On my first day, I walked into this huge area with hundreds of people doing all sorts of different things – sitting at cutting tables, with row after row of sewing machines or pressers [to press finished goods]. Half of us had never seen a sewing machine in our lives. I had tried asking girls I knew ‘what are you doing?’ before I started but they all said they didn’t know! They just allocated you the job and you went where they told you to go – and from that point you more or less got on with it.
That first day, they sat me down at a sewing machine. It was a heavy-duty electric machine and I was given a piece of cloth about a yard wide, two yards long. I sat there, staring at it. A woman leaned over and said: ‘Just put it under.’ So I did what I was told, put it under, put my foot on the treadle, and tried my best to work it. But really, I didn’t have a clue. I’d gone right across the material. It scared me to death, it was so quick the way it just kept sewing, making stitches.
There wa
s no one around to tell you off. Some of the girls working near me had already worked in a factory before, and they had a good laugh at my efforts. ‘Oh, you’ll get used to it,’ one girl said. And sure enough, after a couple of hours at it, I learned how to control the machine. I could start making things.
We were making the uniforms for the over-18s working in the different sections – coats, belts, caps, turbans, jackets, waistcoats; trousers for the men. White coats for the women. The belts were in different colours for different shifts for the workers in the ammo section. Blue for one shift, green or red for another. When I started work there, I already wore trousers. You couldn’t buy them, I just wore my brothers’ cast-offs.
I worked two shifts, either day or afternoon for about eight months. It wasn’t a very long journey to work by bus, because we were living less than five miles away from the arsenal. Because of the bus timetable, I tended to have a break between the time I finished work at 3.30pm and when the bus left for home. So I soon got into the routine of it.
At one point in textiles, they gave us parachutes to repair. These were made of fine cotton, lawn, ecru-like silk; they would bring them in for us to mend, take a panel out and put a new one in. Some of the girls would take a panel out of a parachute to repair it and if the bits that were left over were any good, they’d hand them around: ‘Ooh, I’ll have that bit!’ One girl was so good at making things, she could literally just look at you and go: ‘Oh, you’re 36-24-38’ and then she’d cut it out, without a pattern, and make something to fit you out of parachute silk or cotton.

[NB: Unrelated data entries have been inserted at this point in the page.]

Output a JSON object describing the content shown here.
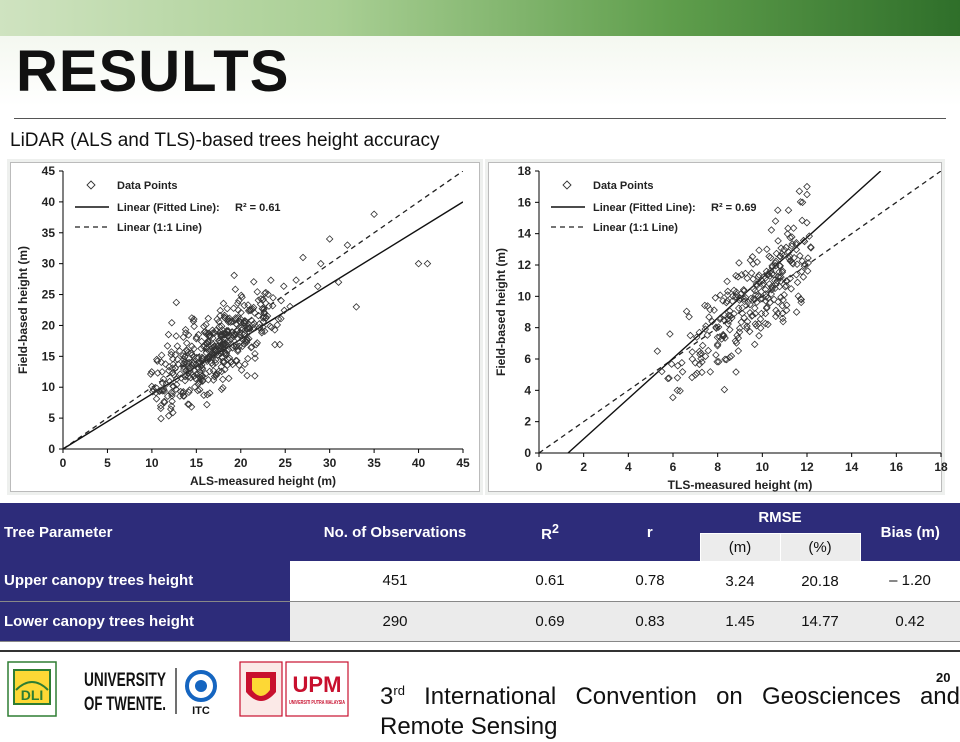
{
  "slide": {
    "title": "RESULTS",
    "subtitle": "LiDAR (ALS and TLS)-based trees height accuracy",
    "page_number": "20"
  },
  "chart_data": [
    {
      "type": "scatter",
      "xlabel": "ALS-measured height (m)",
      "ylabel": "Field-based height (m)",
      "xlim": [
        0,
        45
      ],
      "ylim": [
        0,
        45
      ],
      "xticks": [
        "0",
        "5",
        "10",
        "15",
        "20",
        "25",
        "30",
        "35",
        "40",
        "45"
      ],
      "yticks": [
        "0",
        "5",
        "10",
        "15",
        "20",
        "25",
        "30",
        "35",
        "40",
        "45"
      ],
      "legend_position": "top-left",
      "legend": {
        "points": "Data Points",
        "fit": "Linear (Fitted Line):",
        "r2": "R² = 0.61",
        "one_to_one": "Linear (1:1 Line)"
      },
      "fit_line": {
        "x": [
          0,
          45
        ],
        "y": [
          0,
          40
        ]
      },
      "one_to_one_line": {
        "x": [
          0,
          45
        ],
        "y": [
          0,
          45
        ]
      },
      "point_cloud": {
        "count": 451,
        "x_center": 17,
        "x_spread": 4,
        "x_min": 9,
        "x_max": 41,
        "slope": 0.89,
        "noise": 3.2
      },
      "outliers": [
        [
          40,
          30
        ],
        [
          41,
          30
        ],
        [
          35,
          38
        ],
        [
          33,
          23
        ],
        [
          31,
          27
        ],
        [
          29,
          30
        ],
        [
          27,
          31
        ],
        [
          32,
          33
        ],
        [
          30,
          34
        ]
      ]
    },
    {
      "type": "scatter",
      "xlabel": "TLS-measured height (m)",
      "ylabel": "Field-based height (m)",
      "xlim": [
        0,
        18
      ],
      "ylim": [
        0,
        18
      ],
      "xticks": [
        "0",
        "2",
        "4",
        "6",
        "8",
        "10",
        "12",
        "14",
        "16",
        "18"
      ],
      "yticks": [
        "0",
        "2",
        "4",
        "6",
        "8",
        "10",
        "12",
        "14",
        "16",
        "18"
      ],
      "legend_position": "top-left",
      "legend": {
        "points": "Data Points",
        "fit": "Linear (Fitted Line):",
        "r2": "R² = 0.69",
        "one_to_one": "Linear (1:1 Line)"
      },
      "fit_line": {
        "x": [
          1.3,
          15.3
        ],
        "y": [
          0,
          18
        ]
      },
      "one_to_one_line": {
        "x": [
          0,
          18
        ],
        "y": [
          0,
          18
        ]
      },
      "point_cloud": {
        "count": 290,
        "x_center": 9.6,
        "x_spread": 1.8,
        "x_min": 5.2,
        "x_max": 12.2,
        "slope": 1.2,
        "noise": 1.45
      },
      "outliers": [
        [
          12,
          17
        ],
        [
          12,
          16.5
        ],
        [
          11.8,
          16
        ],
        [
          5.3,
          6.5
        ],
        [
          5.5,
          5.2
        ],
        [
          6.2,
          4.8
        ]
      ]
    }
  ],
  "table": {
    "headers": {
      "parameter": "Tree Parameter",
      "observations": "No. of Observations",
      "r2_base": "R",
      "r2_sup": "2",
      "r": "r",
      "rmse": "RMSE",
      "rmse_m": "(m)",
      "rmse_pct": "(%)",
      "bias": "Bias (m)"
    },
    "rows": [
      {
        "parameter": "Upper canopy trees height",
        "observations": "451",
        "r2": "0.61",
        "r": "0.78",
        "rmse_m": "3.24",
        "rmse_pct": "20.18",
        "bias": "– 1.20"
      },
      {
        "parameter": "Lower canopy trees height",
        "observations": "290",
        "r2": "0.69",
        "r": "0.83",
        "rmse_m": "1.45",
        "rmse_pct": "14.77",
        "bias": "0.42"
      }
    ]
  },
  "footer": {
    "ordinal_base": "3",
    "ordinal_sup": "rd",
    "text": "International Convention on Geosciences and Remote Sensing",
    "logos": {
      "dli": "DLI",
      "twente_line1": "UNIVERSITY",
      "twente_line2": "OF TWENTE.",
      "itc": "ITC",
      "upm": "UPM",
      "upm_full": "UNIVERSITI PUTRA MALAYSIA"
    }
  },
  "colors": {
    "table_header": "#2d2c7a",
    "band_green": "#5f9e4c",
    "upm_red": "#c8102e"
  }
}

She’d make you a petticoat or cami-knickers.
Of course, you’d have to put them on and wear them before you went home. You were always searched, every time you went in or left the arsenal. The police and the searchers were always there, at the kiosks, on the way in and out. You had your pass to show on the way in. But they could always do a random search. I was lucky; I never got caught with the parachute camiknickers. If I had, I’d probably have been out of a job, but the reason we did it was the rationing: you couldn’t buy anything without the rationing coupons we all used. I know a few people got sacked for stealing powder bags [bags made by the workers in textiles to store the powder for ammunition].